Nonetheless, the Mayor has more appointees than anyone besides the Governor, who also appoints the CEO/Chair. After all the drama of the last year over service disruptions, the declaration of a state of emergency to expedite repair work, the announcement of the Fast Forward Plan, and the governor’s last-minute intervention and rejection of the planned shutdown of the L line for a modified plan, it is now abundantly clear that the buck stops with the Governor.
Yes, the Board needs to fulfill its fiduciary responsibilities, be more transparent and exercise better oversight, but merely switching ultimate responsibility from one elected official to another will not change the fact that, so long as public transit is a public responsibility, it will have political leadership that shies away from making tough decisions.
To properly maintain and improve 24-hour bus and subway service, fares need to be regularly and steadily raised. Service needs to be suspended on some lines for periods of time so they can be properly maintained and repaired. A Board appointed by the Mayor will not find these decisions any easier than one controlled by the Governor, especially if it has to generate even more revenue because of the absence of state and regional tax support.
It is clear that one of the main drivers of NYCT cost growth is personnel. Why will the Mayor be any more likely than the Governor to resist the power of the Transportation Workers Union (TWU) and other labor unions? Notwithstanding Governor Cuomo’s intervention in 2014 to forge a contract settlement with transit unions – with no productivity initiatives or fringe benefit savings to offset wage increases – TWU head John Samuelson is already threatening a strike in response to recent exposés on overtime abuses and related criticism. A Mayor would be even more susceptible to these kinds of threats.
Disjointed regional transit planning and administration, possible loss of substantial state and regional funding, a fraught environment in which to implement fare increases, raise taxes, and negotiate labor contracts – these are the likely results of “blowing up the MTA.” Better to focus on practical, feasible steps to make the MTA work better right now. Reinvent Albany recently published a report with 50 Actions New York Can Take To Renew Public Trust in the Metropolitan Transportation Authority that contains many worthwhile proposals. Among the most significant:
-The MTA Board should vote on policy decisions, not adopt them de facto though contract approvals.
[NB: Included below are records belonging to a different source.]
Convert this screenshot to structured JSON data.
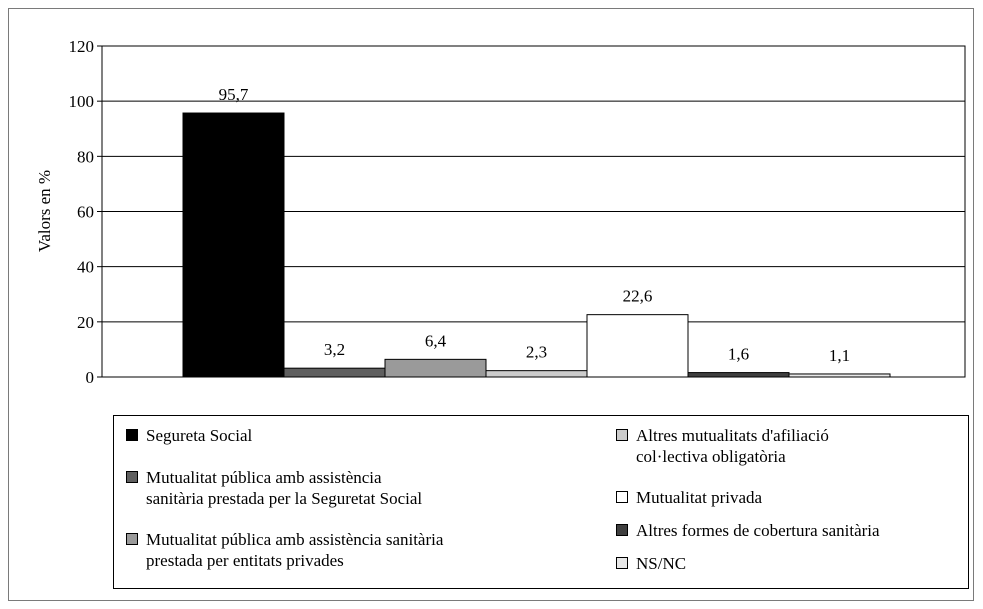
{
  "chart_data": {
    "type": "bar",
    "ylabel": "Valors en %",
    "ylim": [
      0,
      120
    ],
    "yticks": [
      0,
      20,
      40,
      60,
      80,
      100,
      120
    ],
    "grid": true,
    "legend_position": "bottom",
    "series": [
      {
        "name": "Segureta Social",
        "value": 95.7,
        "label": "95,7",
        "color": "#000000"
      },
      {
        "name": "Mutualitat pública amb assistència\nsanitària prestada per la Seguretat Social",
        "value": 3.2,
        "label": "3,2",
        "color": "#5f5f5f"
      },
      {
        "name": "Mutualitat pública amb assistència sanitària\nprestada per entitats privades",
        "value": 6.4,
        "label": "6,4",
        "color": "#9a9a9a"
      },
      {
        "name": "Altres mutualitats d'afiliació\ncol·lectiva obligatòria",
        "value": 2.3,
        "label": "2,3",
        "color": "#cccccc"
      },
      {
        "name": "Mutualitat privada",
        "value": 22.6,
        "label": "22,6",
        "color": "#ffffff"
      },
      {
        "name": "Altres formes de cobertura sanitària",
        "value": 1.6,
        "label": "1,6",
        "color": "#3f3f3f"
      },
      {
        "name": "NS/NC",
        "value": 1.1,
        "label": "1,1",
        "color": "#e8e8e8"
      }
    ]
  }
}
-The Senate and Assembly should create committees dedicated specifically to oversight of the MTA, not treat it as part of the general Transportation or Authorities Committee jurisdiction where the MTA region are not well-enough represented.
-MTA Board members should be subject to a real, thorough vetting and confirmation process.
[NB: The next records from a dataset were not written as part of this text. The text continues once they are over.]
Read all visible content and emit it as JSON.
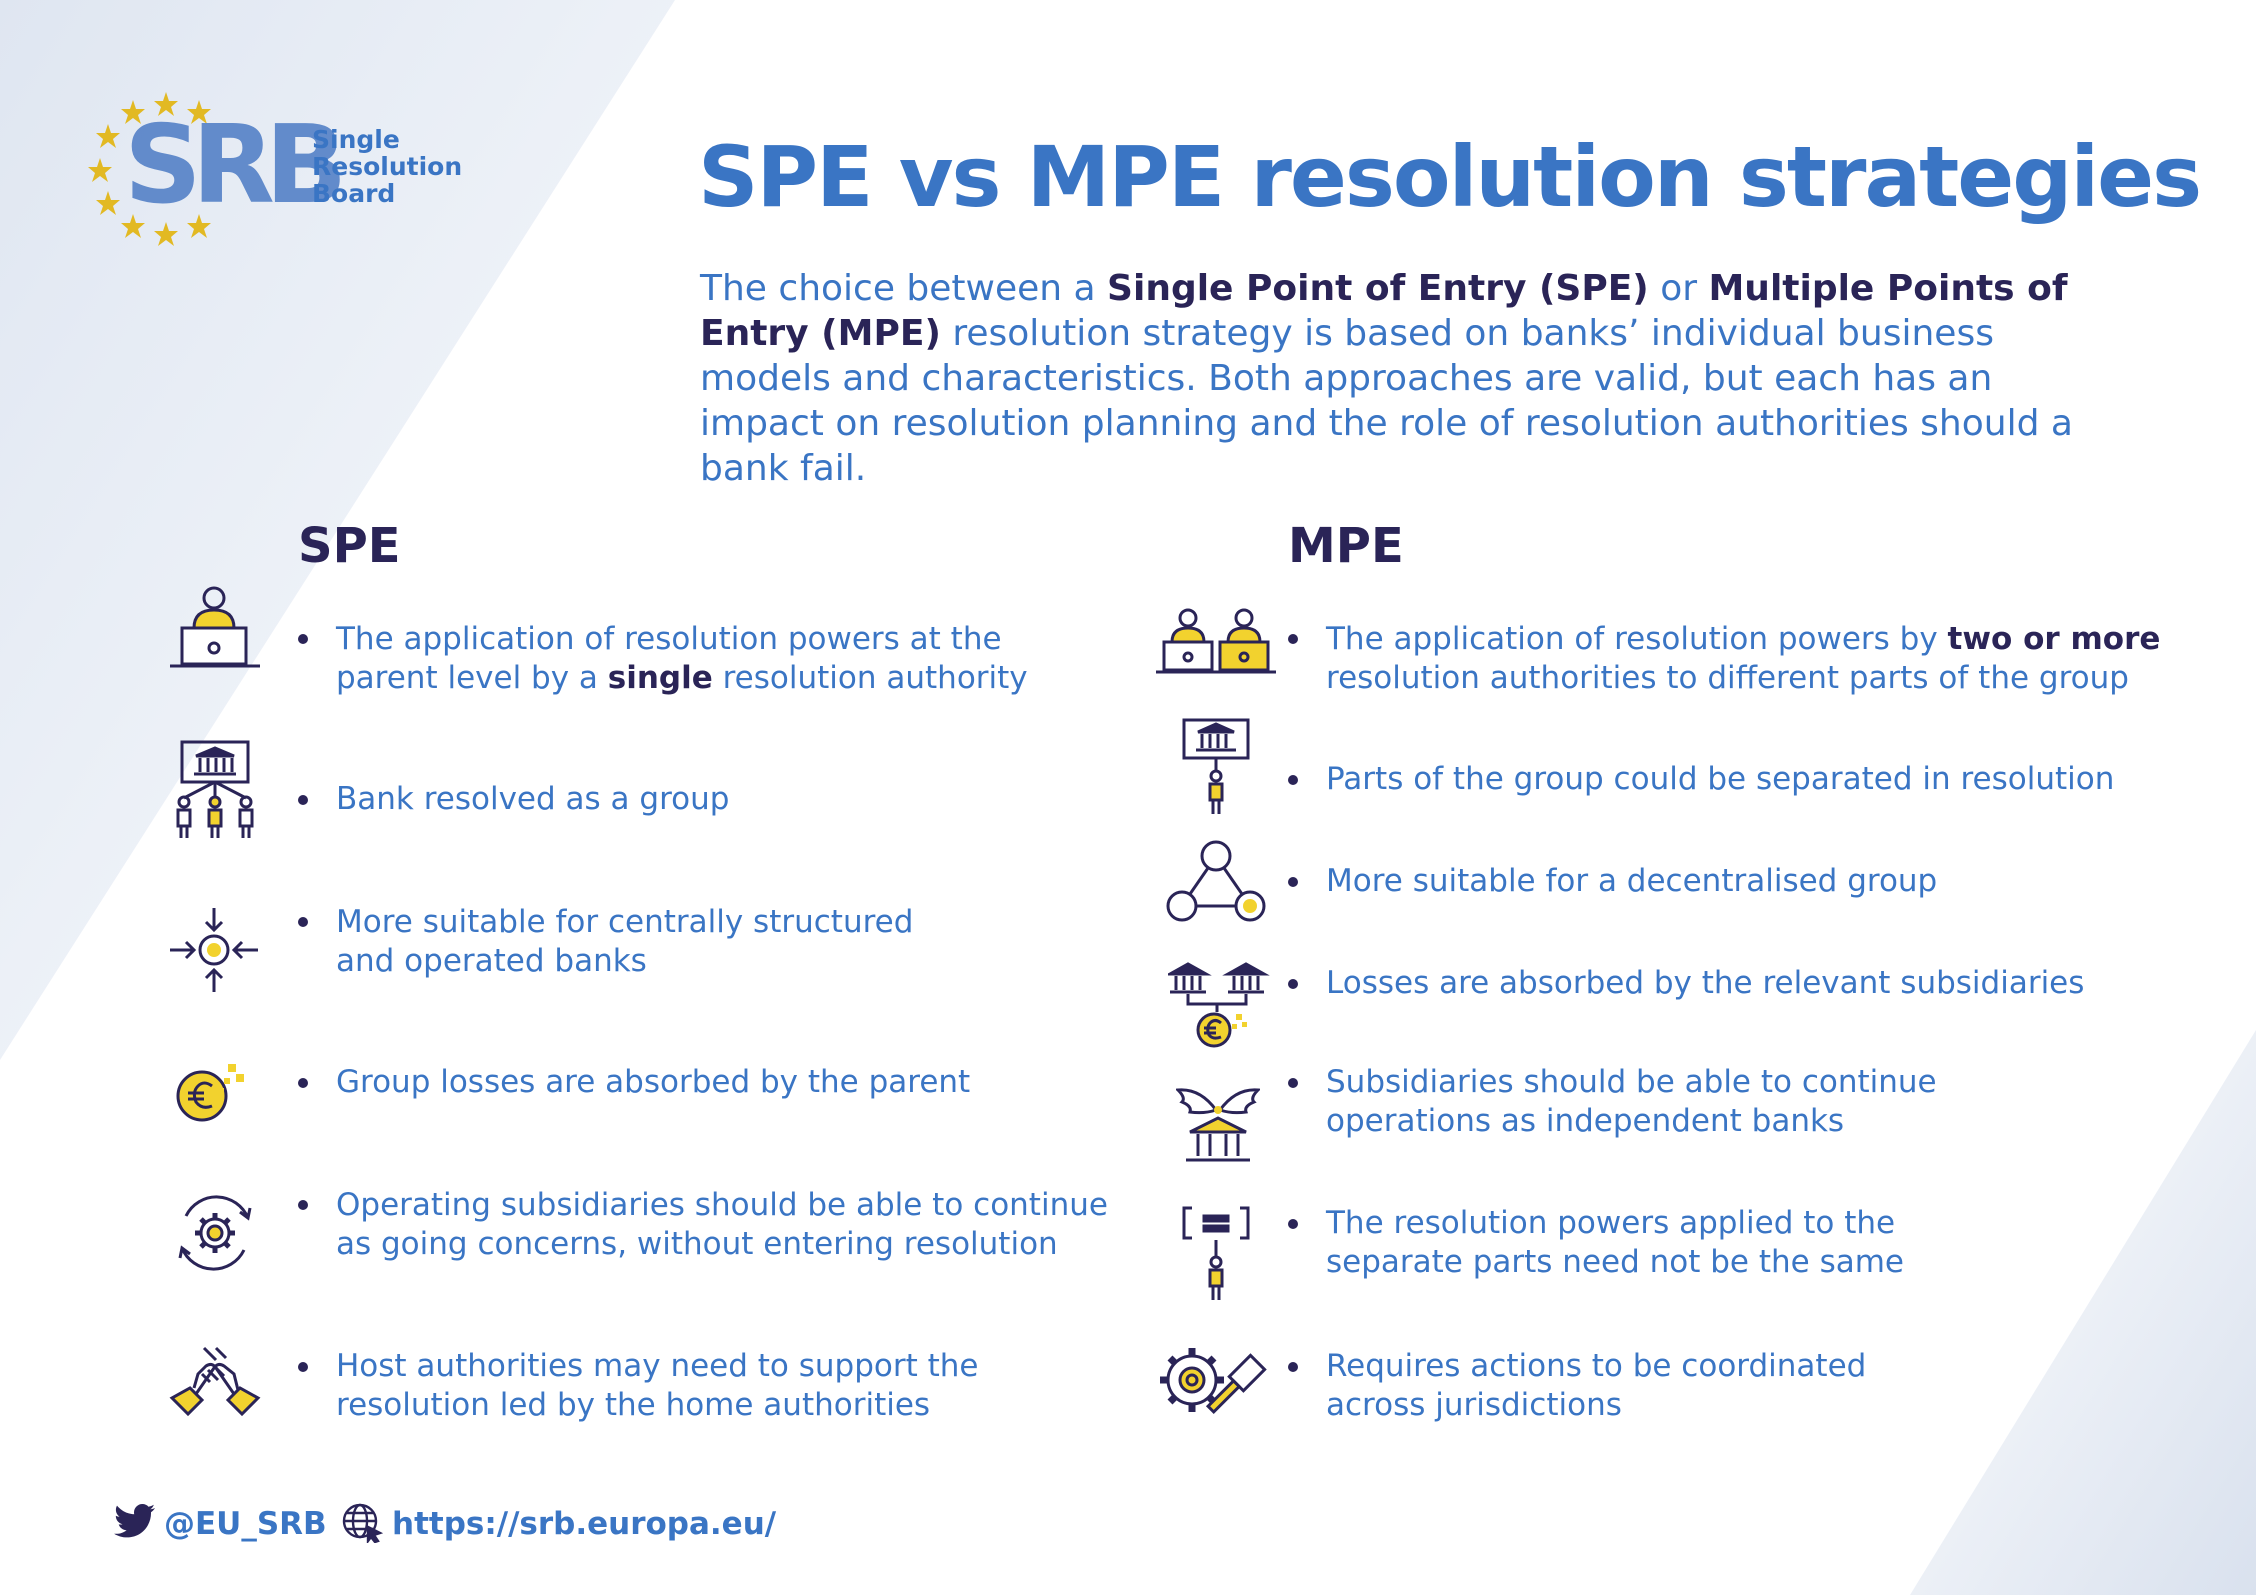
{
  "colors": {
    "accent": "#3a75c4",
    "dark": "#2a2457",
    "yellow": "#f2d22e",
    "star": "#e2b923"
  },
  "logo": {
    "letters": "SRB",
    "line1": "Single",
    "line2": "Resolution",
    "line3": "Board"
  },
  "title": "SPE vs MPE resolution strategies",
  "intro": {
    "t1": "The choice between a ",
    "b1": "Single Point of Entry (SPE)",
    "t2": " or ",
    "b2": "Multiple Points of Entry (MPE)",
    "t3": " resolution strategy is based on banks’ individual business models and characteristics. Both approaches are valid, but each has an impact on resolution planning and the role of resolution authorities should a bank fail."
  },
  "spe": {
    "heading": "SPE",
    "items": [
      {
        "icon": "person-laptop-icon",
        "line1": "The application of resolution powers at the",
        "line2a": "parent level by a ",
        "line2b": "single",
        "line2c": " resolution authority"
      },
      {
        "icon": "bank-group-icon",
        "line1": "Bank resolved as a group"
      },
      {
        "icon": "converging-arrows-icon",
        "line1": "More suitable for centrally structured",
        "line2": "and operated banks"
      },
      {
        "icon": "euro-coin-icon",
        "line1": "Group losses are absorbed by the parent"
      },
      {
        "icon": "gear-cycle-icon",
        "line1": "Operating subsidiaries should be able to continue",
        "line2": "as going concerns, without entering resolution"
      },
      {
        "icon": "handshake-icon",
        "line1": "Host authorities may need to support the",
        "line2": "resolution led by the home authorities"
      }
    ]
  },
  "mpe": {
    "heading": "MPE",
    "items": [
      {
        "icon": "two-persons-laptops-icon",
        "line1a": "The application of resolution powers by ",
        "line1b": "two or more",
        "line2": "resolution authorities to different parts of the group"
      },
      {
        "icon": "bank-person-icon",
        "line1": "Parts of the group could be separated in resolution"
      },
      {
        "icon": "network-nodes-icon",
        "line1": "More suitable for a decentralised group"
      },
      {
        "icon": "banks-euro-icon",
        "line1": "Losses are absorbed by the relevant subsidiaries"
      },
      {
        "icon": "winged-bank-icon",
        "line1": "Subsidiaries should be able to continue",
        "line2": "operations as independent banks"
      },
      {
        "icon": "equals-person-icon",
        "line1": "The resolution powers applied to the",
        "line2": "separate parts need not be the same"
      },
      {
        "icon": "gear-gavel-icon",
        "line1": "Requires actions to be coordinated",
        "line2": "across jurisdictions"
      }
    ]
  },
  "footer": {
    "twitter": "@EU_SRB",
    "twitter_icon": "twitter-bird-icon",
    "website": "https://srb.europa.eu/",
    "website_icon": "globe-cursor-icon"
  }
}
-There should be much more open data on contracts, project progress, budget and capital planning.
-The MTA fiscal year should be moved to begin in July instead of January, so state budget actions can be taken into account in financial planning.
-Procurement should be streamlined so there are fewer incentives for change orders and cost overruns.
Instead of devoting time and attention to the idea of putting different people in the seats on the deck of the Titanic, let’s work on getting the ship into stable waters and smooth sailing by insisting on competence and accountability from the crew we have.
***Carol Kellermann was president of Citizens Budget Commission from 2008 through 2018.